Daphne Milne died, almost unnoticed in London on 22 March 1971.
Elliott Graham, Winnie-the-Pooh’s devoted guardian, died in 1988. He was in his 83rd year. His charge of forty years was, by then, safely secure in New York Children’s Library.
Christopher Robin Milne died in 1996. For almost half-a-century he had lived a happy, book-lined, life with his wife, Lesley and their daughter Clare, in the Harbour Bookshop, Dartmouth, Devon.
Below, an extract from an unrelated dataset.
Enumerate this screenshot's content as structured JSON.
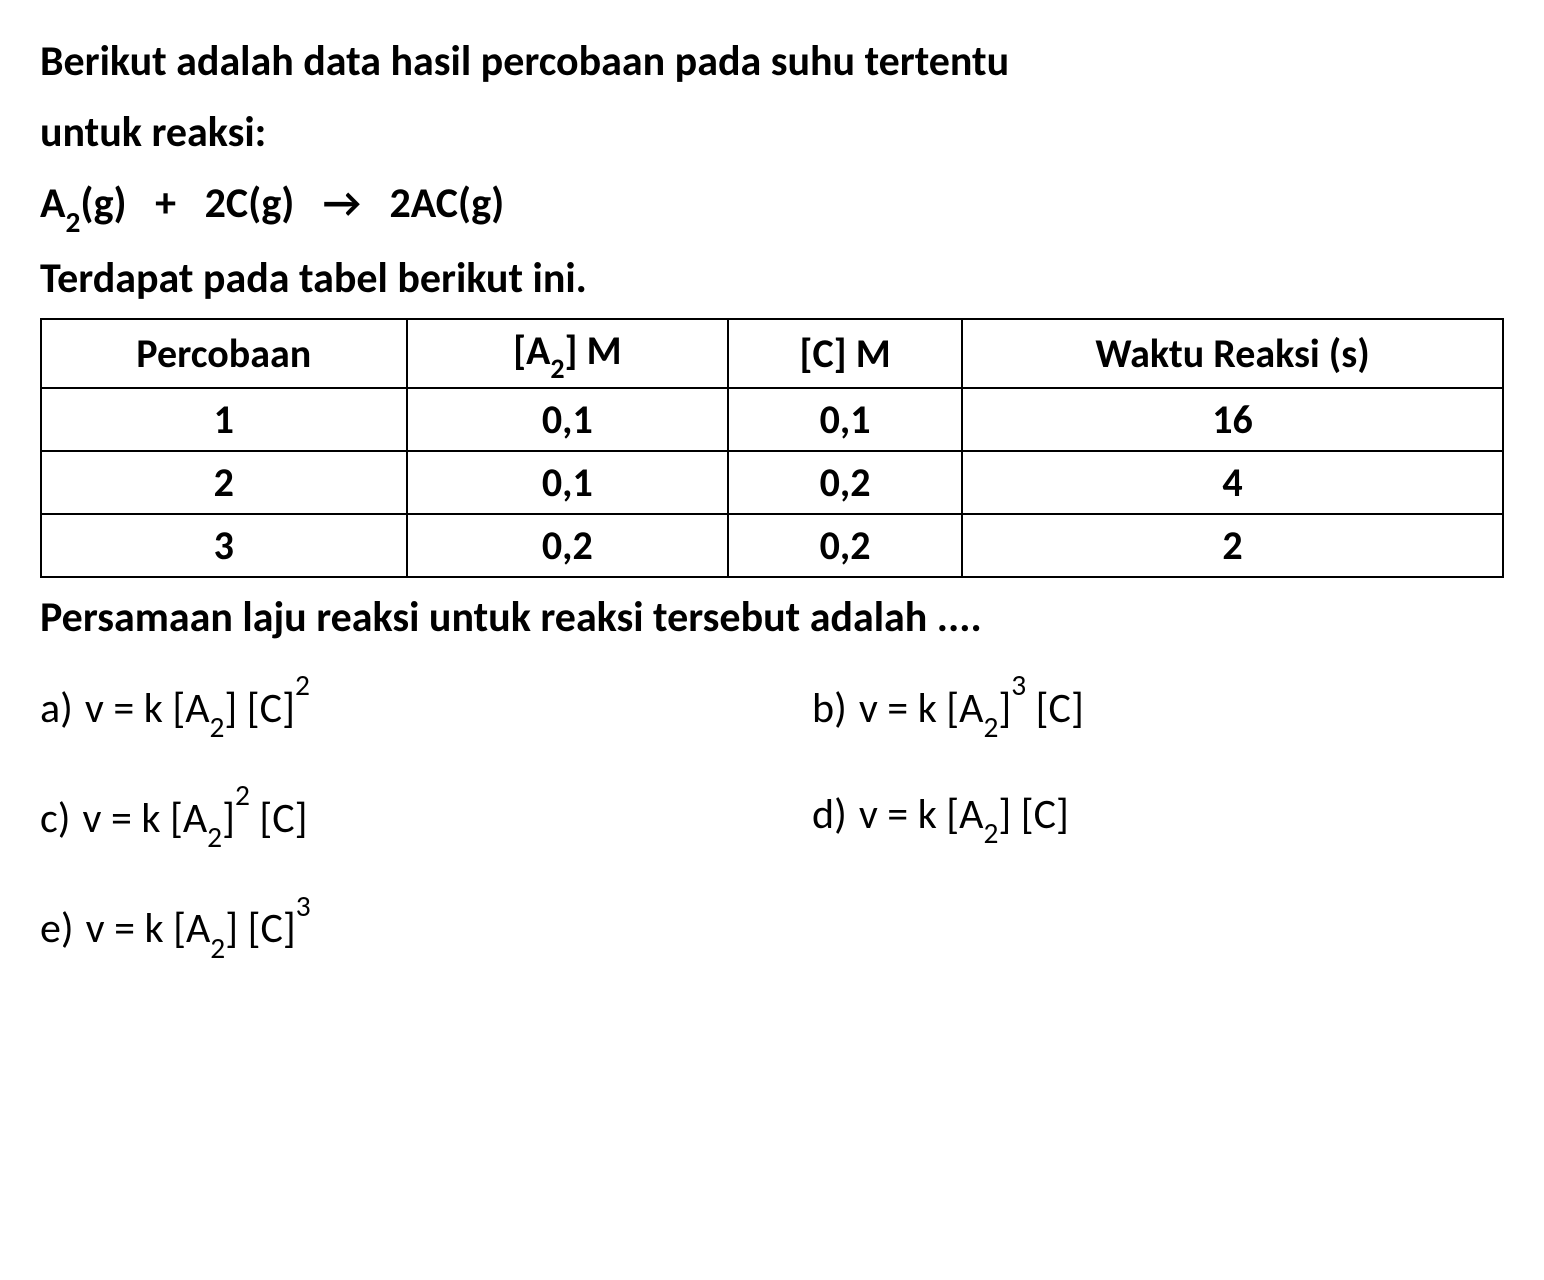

His father’s biographer, Ann Thwaite, wrote an obituary for The Times in which she said: ‘Christopher Milne was a remarkable man who triumphantly survived a remarkable childhood, though not without considerable pain on the way.’
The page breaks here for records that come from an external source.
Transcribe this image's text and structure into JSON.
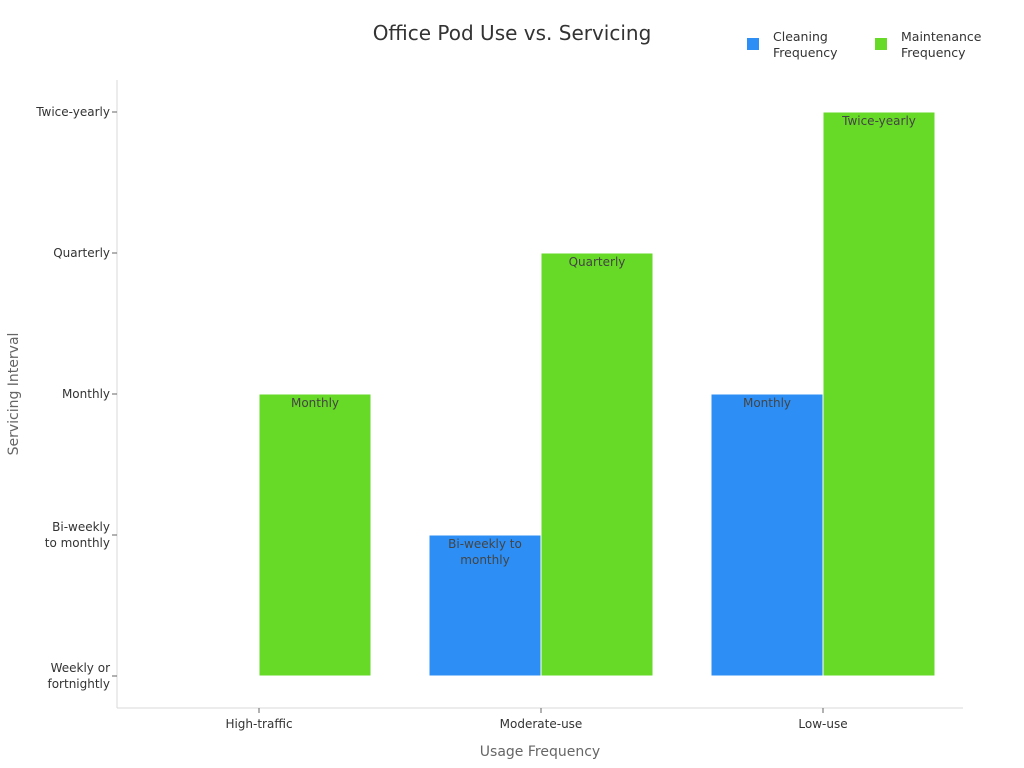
{
  "chart_data": {
    "type": "bar",
    "title": "Office Pod Use vs. Servicing",
    "xlabel": "Usage Frequency",
    "ylabel": "Servicing Interval",
    "categories": [
      "High-traffic",
      "Moderate-use",
      "Low-use"
    ],
    "y_levels": [
      "Weekly or fortnightly",
      "Bi-weekly to monthly",
      "Monthly",
      "Quarterly",
      "Twice-yearly"
    ],
    "ylim": [
      0,
      4
    ],
    "series": [
      {
        "name": "Cleaning Frequency",
        "color": "#2d8ff5",
        "values": [
          0,
          1,
          2
        ],
        "labels": [
          "",
          "Bi-weekly to monthly",
          "Monthly"
        ]
      },
      {
        "name": "Maintenance Frequency",
        "color": "#66da26",
        "values": [
          2,
          3,
          4
        ],
        "labels": [
          "Monthly",
          "Quarterly",
          "Twice-yearly"
        ]
      }
    ],
    "legend_position": "top-right",
    "grid": false
  }
}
Finally he escaped the shadows of the past and his three autobiographies The Enchanted Places, The Path Through the Trees and Hollow on the Hill, offer his readers a rare glimpse of a very private, yet inescapably public man and his passion for the countryside, learned all those years ago as a little boy with his teddy bear in Hartfield. He had proved, as Eeyore had claimed, ‘this writing business’ is not ‘all stuff and nonsense.’ He could do it, too.
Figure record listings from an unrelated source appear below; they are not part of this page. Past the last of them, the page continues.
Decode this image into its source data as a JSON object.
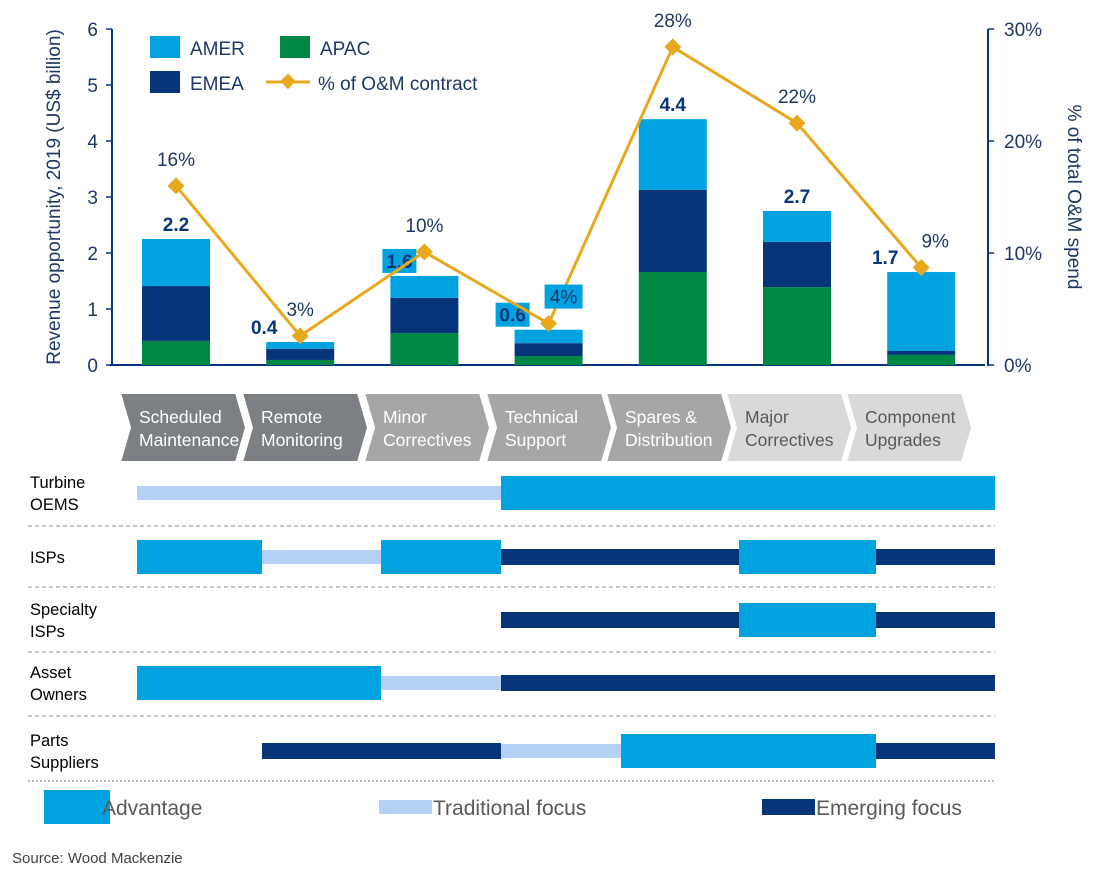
{
  "chart_data": {
    "type": "bar",
    "stacked": true,
    "categories": [
      "Scheduled Maintenance",
      "Remote Monitoring",
      "Minor Correctives",
      "Technical Support",
      "Spares & Distribution",
      "Major Correctives",
      "Component Upgrades"
    ],
    "series": [
      {
        "name": "APAC",
        "color": "#008744",
        "values": [
          0.43,
          0.09,
          0.57,
          0.16,
          1.66,
          1.39,
          0.18
        ]
      },
      {
        "name": "EMEA",
        "color": "#06357a",
        "values": [
          0.98,
          0.2,
          0.63,
          0.23,
          1.47,
          0.81,
          0.07
        ]
      },
      {
        "name": "AMER",
        "color": "#00a3e0",
        "values": [
          0.84,
          0.12,
          0.39,
          0.24,
          1.26,
          0.55,
          1.41
        ]
      }
    ],
    "totals_labels": [
      "2.2",
      "0.4",
      "1.6",
      "0.6",
      "4.4",
      "2.7",
      "1.7"
    ],
    "line": {
      "name": "%  of O&M contract",
      "color": "#e8a81e",
      "values": [
        16,
        2.6,
        10.1,
        3.7,
        28.4,
        21.6,
        8.7
      ],
      "labels": [
        "16%",
        "3%",
        "10%",
        "4%",
        "28%",
        "22%",
        "9%"
      ]
    },
    "ylabel": "Revenue opportunity, 2019 (US$ billion)",
    "ylim": [
      0,
      6
    ],
    "yticks": [
      "0",
      "1",
      "2",
      "3",
      "4",
      "5",
      "6"
    ],
    "y2label": "% of total O&M spend",
    "y2lim": [
      0,
      30
    ],
    "y2ticks": [
      "0%",
      "10%",
      "20%",
      "30%"
    ],
    "legend": {
      "placement": "top-left",
      "entries": [
        "AMER",
        "APAC",
        "EMEA",
        "%  of O&M contract"
      ]
    },
    "grid": false
  },
  "stages": [
    {
      "label": [
        "Scheduled",
        "Maintenance"
      ],
      "fill": "#7c7f84",
      "text": "#ffffff"
    },
    {
      "label": [
        "Remote",
        "Monitoring"
      ],
      "fill": "#7c7f84",
      "text": "#ffffff"
    },
    {
      "label": [
        "Minor",
        "Correctives"
      ],
      "fill": "#a6a6a6",
      "text": "#ffffff"
    },
    {
      "label": [
        "Technical",
        "Support"
      ],
      "fill": "#a6a6a6",
      "text": "#ffffff"
    },
    {
      "label": [
        "Spares &",
        "Distribution"
      ],
      "fill": "#a6a6a6",
      "text": "#ffffff"
    },
    {
      "label": [
        "Major",
        "Correctives"
      ],
      "fill": "#d9d9d9",
      "text": "#595959"
    },
    {
      "label": [
        "Component",
        "Upgrades"
      ],
      "fill": "#d9d9d9",
      "text": "#595959"
    }
  ],
  "matrix": {
    "colors": {
      "advantage": "#00a3e0",
      "traditional": "#b4d0f5",
      "emerging": "#06357a"
    },
    "rows": [
      {
        "label": [
          "Turbine",
          "OEMS"
        ],
        "segments": [
          {
            "from": 0,
            "to": 3,
            "type": "traditional"
          },
          {
            "from": 3,
            "to": 7,
            "type": "advantage"
          }
        ]
      },
      {
        "label": [
          "ISPs"
        ],
        "segments": [
          {
            "from": 0,
            "to": 1,
            "type": "advantage"
          },
          {
            "from": 1,
            "to": 2,
            "type": "traditional"
          },
          {
            "from": 2,
            "to": 3,
            "type": "advantage"
          },
          {
            "from": 3,
            "to": 5,
            "type": "emerging"
          },
          {
            "from": 5,
            "to": 6,
            "type": "advantage"
          },
          {
            "from": 6,
            "to": 7,
            "type": "emerging"
          }
        ]
      },
      {
        "label": [
          "Specialty",
          "ISPs"
        ],
        "segments": [
          {
            "from": 3,
            "to": 5,
            "type": "emerging"
          },
          {
            "from": 5,
            "to": 6,
            "type": "advantage"
          },
          {
            "from": 6,
            "to": 7,
            "type": "emerging"
          }
        ]
      },
      {
        "label": [
          "Asset",
          "Owners"
        ],
        "segments": [
          {
            "from": 0,
            "to": 2,
            "type": "advantage"
          },
          {
            "from": 2,
            "to": 3,
            "type": "traditional"
          },
          {
            "from": 3,
            "to": 7,
            "type": "emerging"
          }
        ]
      },
      {
        "label": [
          "Parts",
          "Suppliers"
        ],
        "segments": [
          {
            "from": 1,
            "to": 3,
            "type": "emerging"
          },
          {
            "from": 3,
            "to": 4,
            "type": "traditional"
          },
          {
            "from": 4,
            "to": 6,
            "type": "advantage"
          },
          {
            "from": 6,
            "to": 7,
            "type": "emerging"
          }
        ]
      }
    ],
    "legend": {
      "advantage": "Advantage",
      "traditional": "Traditional focus",
      "emerging": "Emerging focus"
    }
  },
  "source": "Source: Wood Mackenzie"
}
Peter Dennis, Pooh’s Ambassador Extraordinary, died in 2009. He had adopted a characteristically courageous, death-defying, attitude to the end, throwing himself into work and life. His last gift to the bear to whom he had devoted so much of his professional life, was a set of recordings of his friend Christopher Milne’s autobiographies.
Shepard died in 1976. Many years before, A.A. Milne has written a poem which included the words “when I am gone, let Shepard decorate my tomb”: Shepard was never invited to fulfil these wishes and it is rather sad that his own grave bears the drawings not of Pooh and Piglet but of those other much loved characters, Mole and Ratty.
For A.A. Milne himself there seems to have been no funeral when he died in 1956: there was the rather surprising memorial service for a man who was an atheist, but no recollection among family or friends of what Daphne did with her husband’s remains. The Dictionary of National Biography says he was cremated at Tunbridge Wells: but this is impossible since the Crematorium was not opened until 1959. This launched us on extensive but fruitless investigations around archives in Kent, Sussex and London. As our quest for Pooh’s story was coming to an end, researcher Sally Evemy decided to double check several cemeteries and crematoria. When she telephoned the Downs Crematorium in Brighton they again found there was nothing ‘on the system’. But probing their paper records produced an astonishing revelation.
The Downs is situated high above Brighton looking out towards the English Channel. It was to here, on 3rd February – a bitterly cold winter’s day, on which the East Grinstead Courier headlined ‘Arctic Spell Hits Road and Rail Traffic’ – that the remains of the genius, A.A. Milne, were driven across Ashdown Forest towards Brighton an hour away. There is no suggestion of a funeral, or of any mourners present. The Crematorium staff say that his ashes were scattered over the upper Memorial Garden.
Today the only memorials to the author who created one of literature’s great immortals are the blue plaque on his home in Chelsea, that overlooking the slopes of Ashdown Forest and perhaps, most important of all – the elderly British-born teddy bear who inspired him.
In England, there is to be a new web-site appeal for recognition of the inspiration that Pooh’s life and thoughts have been to so many and the immense contribution his commercial acumen has made to the welfare of the disabled and deprived.
The problem is, where and what should that memorial be? A statue? A blue plaque? A museum? Could The Elms in Acton where it all began be the ideal setting? Or would the Conservators of Ashdown Forest, perhaps, now welcome the publicity?
Whatever is decided, whatever happens on the way, the real Winnie-the-Pooh sits safely in his air-conditioned American retirement home welcoming homage from far and wide. Far away across the Atlantic, in Sussex, pilgrims from around the world still follow in his footsteps to the Enchanted Place on top of the Forest, where as A.A. Milne promised all those years ago ‘a little boy and his bear would always be playing.’